Peut-être pas. Car si je la découvre toujours avec un plaisir non feint, je peux comprendre que ceux qui ouvrent les pages de cette oeuvre pour la première fois peuvent se retrouver rebutés par le dessin qui a quelque peu vieilli. En outre, il était déjà à la base plutôt naïf et enfantin, bourré d’imperfections qui font qu’il faut s’accrocher pour se mettre dedans.

Mais je pense qu’une fois l’obstacle artistique passé, on peut parfaitement passer un très bon moment en compagnie de Jinpachi-Gyokuran, Issei-Enju et les autres.  D’autant plus que le dessin s’améliore au fur et à mesure, comme dans nombre de mangas. Les traits deviennent plus précis, plus fins, les visages plus nets. Car c’est bien connu, c’est en forgeant qu’on devient forgeron.

Une suite plus ancrée dans le réel

Comme si elle avait du mal à se détacher de ses personnages, Saki Hiwatari a écrit une suite nommée en France Embraced by the moonlight, Réincarnations II édité par Tonkam. Celle-ci met en scène Ren, le fils de protagonistes (je vais éviter de spoiler), ainsi que Kachiko, la fille de Mikuro, un terrien doté de pouvoirs télékinésiques qui a joué un rôle dans la précédente histoire. N’ayant pas lu le manga, je ne peux que vous mettre l’histoire, mais pas mon avis.

Là, on suit plutôt les aventures des enfants, même si on voit apparaître de temps en temps Shion et Mokuren, deux membres importants de l’équipage extraterrestre et que les parents de Ren ont encore leurs pouvoirs. Et c’est ce qui pose d’ailleurs problème au jeune garçon, car il a raconté à l’école que ses parents ont des dons spéciaux. De là, il se fait surnommer “Ren le menteur” et refuse d’y retourner. Mais à la suite d’un accident, il va rencontrer des fantômes, qu’il considère comme ses anges gardiens. Curieux de savoir qu’il ils sont, il va mener son enquête. Le truc, c’est qu’il s’agit de Mokuren et Shion...

Les images prennent vie

Des OAV (Original Video Animation, pas une série, plus des épisodes spéciaux) en 6 épisodes sont parus et nous font apprécier un dessin moins naïf que pour le manga. C’est d’ailleurs souvent le cas, le chara-design s’améliore en général avec le passage à l’image. Nous découvrons le plaisir de voir les personnages qui nous ont émus se mouvoir et prendre la parole. Si c’est plus compact, normal ce sont des OAV donc sur peu d’épisodes, nous découvrons le passé des personnages d’une manière plus directe au travers d’un long flashback du point de vue de Shion, le personnage le plus énigmatique de la série.

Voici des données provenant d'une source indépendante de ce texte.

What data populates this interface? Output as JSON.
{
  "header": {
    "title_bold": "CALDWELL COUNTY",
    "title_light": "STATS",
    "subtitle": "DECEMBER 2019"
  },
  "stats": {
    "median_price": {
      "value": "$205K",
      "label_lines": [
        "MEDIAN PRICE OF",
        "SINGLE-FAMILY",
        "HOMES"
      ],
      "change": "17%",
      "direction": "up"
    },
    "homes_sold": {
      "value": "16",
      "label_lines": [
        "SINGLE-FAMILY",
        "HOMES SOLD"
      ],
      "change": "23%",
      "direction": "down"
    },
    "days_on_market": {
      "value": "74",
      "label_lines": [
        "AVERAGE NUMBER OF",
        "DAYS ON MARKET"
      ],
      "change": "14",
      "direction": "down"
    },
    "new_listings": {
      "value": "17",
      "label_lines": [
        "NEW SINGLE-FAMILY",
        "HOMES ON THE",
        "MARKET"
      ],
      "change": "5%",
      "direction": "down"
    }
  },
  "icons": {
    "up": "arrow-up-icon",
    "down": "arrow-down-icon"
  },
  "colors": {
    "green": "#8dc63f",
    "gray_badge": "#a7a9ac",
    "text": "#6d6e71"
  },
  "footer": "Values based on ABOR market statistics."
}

Le tout est mené par des musiques signées par la géniale Akino Arai (Les Chroniques de la guerre de Lodoss, Macross Plus) que je trouve absolument envoûtantes. Oui, oui il y a un peu de synthétiseur, certes, mais elles donnent une petite touche OVNI qui apporte la sensation que ces jeunes ne sont pas tout à fait de notre monde.

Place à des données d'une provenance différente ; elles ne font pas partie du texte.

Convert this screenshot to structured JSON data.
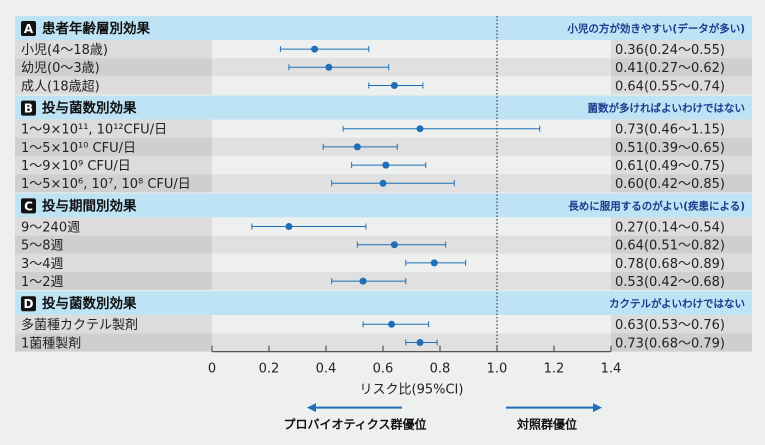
{
  "chart_data": {
    "type": "forest",
    "xlabel": "リスク比(95%CI)",
    "xlim": [
      0,
      1.4
    ],
    "xticks": [
      "0",
      "0.2",
      "0.4",
      "0.6",
      "0.8",
      "1.0",
      "1.2",
      "1.4"
    ],
    "reference_line": 1.0,
    "colors": {
      "point": "#1f6fb8",
      "header_bg": "#bde3f5",
      "subtitle": "#1c3a8c",
      "arrow": "#1f6fb8"
    },
    "groups": [
      {
        "letter": "A",
        "title": "患者年齢層別効果",
        "note": "小児の方が効きやすい(データが多い)",
        "rows": [
          {
            "label": "小児(4〜18歳)",
            "rr": 0.36,
            "lo": 0.24,
            "hi": 0.55,
            "text": "0.36(0.24〜0.55)"
          },
          {
            "label": "幼児(0〜3歳)",
            "rr": 0.41,
            "lo": 0.27,
            "hi": 0.62,
            "text": "0.41(0.27〜0.62)"
          },
          {
            "label": "成人(18歳超)",
            "rr": 0.64,
            "lo": 0.55,
            "hi": 0.74,
            "text": "0.64(0.55〜0.74)"
          }
        ]
      },
      {
        "letter": "B",
        "title": "投与菌数別効果",
        "note": "菌数が多ければよいわけではない",
        "rows": [
          {
            "label": "1〜9×10¹¹, 10¹²CFU/日",
            "rr": 0.73,
            "lo": 0.46,
            "hi": 1.15,
            "text": "0.73(0.46〜1.15)"
          },
          {
            "label": "1〜5×10¹⁰ CFU/日",
            "rr": 0.51,
            "lo": 0.39,
            "hi": 0.65,
            "text": "0.51(0.39〜0.65)"
          },
          {
            "label": "1〜9×10⁹ CFU/日",
            "rr": 0.61,
            "lo": 0.49,
            "hi": 0.75,
            "text": "0.61(0.49〜0.75)"
          },
          {
            "label": "1〜5×10⁶, 10⁷, 10⁸ CFU/日",
            "rr": 0.6,
            "lo": 0.42,
            "hi": 0.85,
            "text": "0.60(0.42〜0.85)"
          }
        ]
      },
      {
        "letter": "C",
        "title": "投与期間別効果",
        "note": "長めに服用するのがよい(疾患による)",
        "rows": [
          {
            "label": "9〜240週",
            "rr": 0.27,
            "lo": 0.14,
            "hi": 0.54,
            "text": "0.27(0.14〜0.54)"
          },
          {
            "label": "5〜8週",
            "rr": 0.64,
            "lo": 0.51,
            "hi": 0.82,
            "text": "0.64(0.51〜0.82)"
          },
          {
            "label": "3〜4週",
            "rr": 0.78,
            "lo": 0.68,
            "hi": 0.89,
            "text": "0.78(0.68〜0.89)"
          },
          {
            "label": "1〜2週",
            "rr": 0.53,
            "lo": 0.42,
            "hi": 0.68,
            "text": "0.53(0.42〜0.68)"
          }
        ]
      },
      {
        "letter": "D",
        "title": "投与菌数別効果",
        "note": "カクテルがよいわけではない",
        "rows": [
          {
            "label": "多菌種カクテル製剤",
            "rr": 0.63,
            "lo": 0.53,
            "hi": 0.76,
            "text": "0.63(0.53〜0.76)"
          },
          {
            "label": "1菌種製剤",
            "rr": 0.73,
            "lo": 0.68,
            "hi": 0.79,
            "text": "0.73(0.68〜0.79)"
          }
        ]
      }
    ],
    "favors_left": "プロバイオティクス群優位",
    "favors_right": "対照群優位"
  }
}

En outre, un film de deux heures nommé Boku no Chikyû wo mamotte : Alice kara Rin-kun e (littéralement : Protège ma Planète, d’Alice à Rin) est sorti. Là, c’est Alice qui se souvient des éléments clés de l’OAV et nous résume un peu la série alors qu’elle va à la rencontre de Rin. Ne l’ayant pas vu, je ne peux vous garantir la qualité de l’oeuvre.

Grave, mais aussi doux, ce manga est un véritable petit plaisir à lire, une fois passés les dessins du début, un peu naïfs. Si vous avez envie de vous plonger dans une magnifique histoire d’amour, je vous conseille ce manga, vous ne serez pas déçus.